Please note that I made up the 8 and 14 figures in the above sentence because I can't be bothered to check them, they may be right or they may not, but the principle is right.
 
The question is, how can one be certain that the actual data and the pseudo random bit stream will not XOR together to create a long sequence of zeros or ones?
It is a question that I have wondered about in the past. Surely any scrambling scheme runs the risk of producing a long sequence of zero or ones, unless extra bits are added.

JohnBrown, you are right. This is what my actual doubt was.
How do you explain that exoring will not create a long string of zeros or ones.
 
I think I know.
They feed the data bits into a shift register, which has feedback taps, so a bit like a linear shift register pseudo-random-number generator. The shift register is "re-primed" with a fixed pattern after so many packets have been encoded.

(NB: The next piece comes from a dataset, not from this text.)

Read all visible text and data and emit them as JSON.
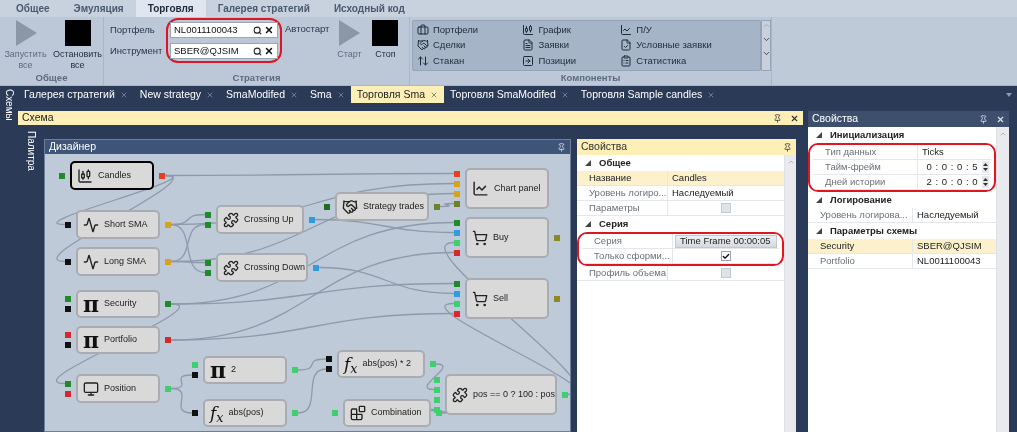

I think the fact that there is a primed shift register means that there is, in effect, extra data added.
 
Though I haven't read the original work cited, I imagine that it is because nearly every form of standard BCD encoding is very wasteful. "About 1/6 of the available memory is wasted, even in packed BCD," to quote the page on BCD at Wikipedia (http://en.wikipedia.org/wiki/Binary_coded_decimal).

Digital communications scrambling typically use some form of data compression for increasing data density such as the CCITT standards (**broken link removed**) or better BCD algorithms such as Chen-Ho encoding (http://en.wikipedia.org/wiki/Chen-Ho_encoding) or the proposed densely packed decimal encoding (http://www2.hursley.ibm.com/decimal/DPDecimal.html) or even both. Nearly all of these techniques are based upon the principles of BCD requiring extra, unneeded 1s and 0s. Once scrambled the data takes up less bandwidth.

An extensive write up on data compression used in stored or communicated data can be found here -- http://www.ics.uci.edu/~dan/pubs/DataCompression.html
 
JohnBrown said:
???? Have I missed something ????
What has BCD got to do with anything?

Like I said, I haven't read the book. However, it isn't entirely unusual for digital data transmission and storage, which the original topic is about, to use BCD or something similar. Compression is relevant whether BCD encoding is used or not.